Allez-vous envisager une conditionnalité des aides, comme cela vous avait été demandé lors de l'examen du projet de loi de finances ? Quel est le sens de l'action des relocalisations si dans le même temps, nous laissons les usines stratégiques partir ? Sur la question des médicaments, ne faudrait-il pas envisager d'investir pour que l'État produise lui-même certains médicaments ? Enfin, vous avez mis en place des procédures dérogatoires qui ont permis au comité exécutif de France 2030 de sélectionner directement des projets d'intérêt européen communs de la stratégie hydrogène par exemple, ce qui a amené la Cour des comptes à soulever un doute sur le respect d'exigences d'objectivité, formule assez douce pour signaler le risque de conflit d'intérêts.

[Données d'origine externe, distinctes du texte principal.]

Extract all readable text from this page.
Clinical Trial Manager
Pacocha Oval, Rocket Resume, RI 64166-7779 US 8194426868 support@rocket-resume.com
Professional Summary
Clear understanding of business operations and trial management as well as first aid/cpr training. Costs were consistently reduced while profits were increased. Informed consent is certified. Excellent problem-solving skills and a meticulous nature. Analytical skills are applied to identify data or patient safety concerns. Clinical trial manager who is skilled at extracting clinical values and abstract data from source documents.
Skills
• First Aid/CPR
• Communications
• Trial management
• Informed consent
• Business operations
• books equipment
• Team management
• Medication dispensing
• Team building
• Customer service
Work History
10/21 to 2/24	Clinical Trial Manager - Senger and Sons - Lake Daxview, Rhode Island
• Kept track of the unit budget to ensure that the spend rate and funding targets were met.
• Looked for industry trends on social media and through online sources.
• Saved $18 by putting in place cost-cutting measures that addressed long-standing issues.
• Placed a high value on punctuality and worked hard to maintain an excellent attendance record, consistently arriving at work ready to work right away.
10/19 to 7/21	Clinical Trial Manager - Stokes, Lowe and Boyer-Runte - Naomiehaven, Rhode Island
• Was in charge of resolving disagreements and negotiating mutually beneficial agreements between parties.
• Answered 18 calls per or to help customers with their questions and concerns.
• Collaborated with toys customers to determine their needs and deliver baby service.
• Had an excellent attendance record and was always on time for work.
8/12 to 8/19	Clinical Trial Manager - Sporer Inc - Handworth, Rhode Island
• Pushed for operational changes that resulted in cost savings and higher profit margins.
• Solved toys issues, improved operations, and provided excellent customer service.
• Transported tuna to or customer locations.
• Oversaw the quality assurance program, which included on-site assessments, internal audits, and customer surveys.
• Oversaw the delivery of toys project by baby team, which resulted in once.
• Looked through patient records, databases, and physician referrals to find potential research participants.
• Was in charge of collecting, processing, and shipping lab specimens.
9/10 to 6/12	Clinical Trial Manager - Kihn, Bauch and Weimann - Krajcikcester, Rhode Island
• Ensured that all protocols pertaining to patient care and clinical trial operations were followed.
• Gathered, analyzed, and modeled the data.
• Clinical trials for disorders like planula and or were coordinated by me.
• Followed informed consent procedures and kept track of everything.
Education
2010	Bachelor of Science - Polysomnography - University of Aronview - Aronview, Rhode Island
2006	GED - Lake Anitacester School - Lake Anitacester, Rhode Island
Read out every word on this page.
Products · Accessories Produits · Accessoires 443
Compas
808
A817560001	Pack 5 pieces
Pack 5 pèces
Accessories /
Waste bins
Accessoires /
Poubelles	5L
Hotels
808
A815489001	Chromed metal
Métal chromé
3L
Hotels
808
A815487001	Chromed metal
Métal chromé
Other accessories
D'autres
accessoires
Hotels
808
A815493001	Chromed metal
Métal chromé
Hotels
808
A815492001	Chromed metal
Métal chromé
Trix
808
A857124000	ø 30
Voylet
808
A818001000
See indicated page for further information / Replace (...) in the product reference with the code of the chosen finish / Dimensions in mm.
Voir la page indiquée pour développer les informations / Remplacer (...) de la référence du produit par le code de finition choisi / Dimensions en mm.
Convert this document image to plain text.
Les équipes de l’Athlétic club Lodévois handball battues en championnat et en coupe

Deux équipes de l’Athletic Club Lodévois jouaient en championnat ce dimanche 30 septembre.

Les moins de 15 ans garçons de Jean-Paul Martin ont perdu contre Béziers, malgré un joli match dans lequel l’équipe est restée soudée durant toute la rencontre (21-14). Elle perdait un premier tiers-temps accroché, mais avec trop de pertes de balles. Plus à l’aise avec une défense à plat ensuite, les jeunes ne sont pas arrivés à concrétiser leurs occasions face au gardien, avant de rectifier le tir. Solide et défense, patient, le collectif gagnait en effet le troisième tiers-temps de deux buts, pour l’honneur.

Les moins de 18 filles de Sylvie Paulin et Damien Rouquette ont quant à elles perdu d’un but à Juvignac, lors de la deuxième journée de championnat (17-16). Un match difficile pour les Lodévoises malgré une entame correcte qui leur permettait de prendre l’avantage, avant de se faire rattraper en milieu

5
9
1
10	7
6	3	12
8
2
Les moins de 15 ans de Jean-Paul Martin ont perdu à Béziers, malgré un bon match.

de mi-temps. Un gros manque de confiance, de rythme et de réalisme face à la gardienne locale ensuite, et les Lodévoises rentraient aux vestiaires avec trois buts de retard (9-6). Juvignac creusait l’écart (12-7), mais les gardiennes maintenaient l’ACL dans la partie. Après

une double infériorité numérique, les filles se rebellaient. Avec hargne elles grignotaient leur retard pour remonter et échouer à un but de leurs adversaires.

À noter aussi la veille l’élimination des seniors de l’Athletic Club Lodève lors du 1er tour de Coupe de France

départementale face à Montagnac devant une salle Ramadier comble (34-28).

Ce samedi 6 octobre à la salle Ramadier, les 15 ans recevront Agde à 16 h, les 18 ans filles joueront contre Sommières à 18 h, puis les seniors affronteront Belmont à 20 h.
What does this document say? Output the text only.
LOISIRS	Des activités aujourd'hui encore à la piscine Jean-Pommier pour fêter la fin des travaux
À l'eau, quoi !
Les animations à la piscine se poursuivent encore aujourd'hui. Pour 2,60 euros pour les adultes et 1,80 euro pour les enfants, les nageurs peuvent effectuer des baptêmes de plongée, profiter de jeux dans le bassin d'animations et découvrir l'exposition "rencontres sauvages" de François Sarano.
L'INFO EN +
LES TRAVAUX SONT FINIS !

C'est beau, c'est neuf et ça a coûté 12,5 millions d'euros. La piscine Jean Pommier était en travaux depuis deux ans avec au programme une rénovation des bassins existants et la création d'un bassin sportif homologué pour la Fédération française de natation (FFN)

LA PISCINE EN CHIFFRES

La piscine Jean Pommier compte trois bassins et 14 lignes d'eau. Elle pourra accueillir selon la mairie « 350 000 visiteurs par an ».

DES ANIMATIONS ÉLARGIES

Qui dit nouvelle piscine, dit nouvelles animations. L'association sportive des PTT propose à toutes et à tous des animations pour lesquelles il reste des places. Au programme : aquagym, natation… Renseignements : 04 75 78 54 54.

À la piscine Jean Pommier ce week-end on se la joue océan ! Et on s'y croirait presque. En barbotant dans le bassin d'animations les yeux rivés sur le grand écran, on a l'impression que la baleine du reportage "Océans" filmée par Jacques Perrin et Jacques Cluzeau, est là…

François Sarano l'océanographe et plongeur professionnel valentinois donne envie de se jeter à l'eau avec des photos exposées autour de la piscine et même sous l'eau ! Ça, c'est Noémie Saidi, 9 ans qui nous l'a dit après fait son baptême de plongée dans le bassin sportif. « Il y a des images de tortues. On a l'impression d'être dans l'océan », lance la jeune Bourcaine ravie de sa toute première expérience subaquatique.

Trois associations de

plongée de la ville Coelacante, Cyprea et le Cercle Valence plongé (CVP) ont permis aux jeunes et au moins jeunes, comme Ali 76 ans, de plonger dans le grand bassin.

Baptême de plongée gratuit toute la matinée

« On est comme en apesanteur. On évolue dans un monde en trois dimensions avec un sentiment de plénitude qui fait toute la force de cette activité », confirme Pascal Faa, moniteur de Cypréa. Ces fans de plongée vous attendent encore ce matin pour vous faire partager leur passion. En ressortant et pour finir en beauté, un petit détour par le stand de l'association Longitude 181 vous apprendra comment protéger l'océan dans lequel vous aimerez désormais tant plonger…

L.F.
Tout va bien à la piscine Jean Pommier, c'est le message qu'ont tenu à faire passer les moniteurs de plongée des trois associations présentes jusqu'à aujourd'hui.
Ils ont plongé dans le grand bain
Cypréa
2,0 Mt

Ce risque est d'ailleurs présent au sein des comités de pilotage ministériels, où siègent des ambassadeurs issus du monde de l'entreprise, et pour lesquels de très faibles mesures de prévention ont été prises. Monsieur le ministre, il serait certainement nécessaire que vous nous transmettiez les documents préparatoires à la sélection des projets de la stratégie hydrogène et que vous expliquiez pourquoi les procédures habituelles d'instruction du dossier n'ont pas été respectées. Merci.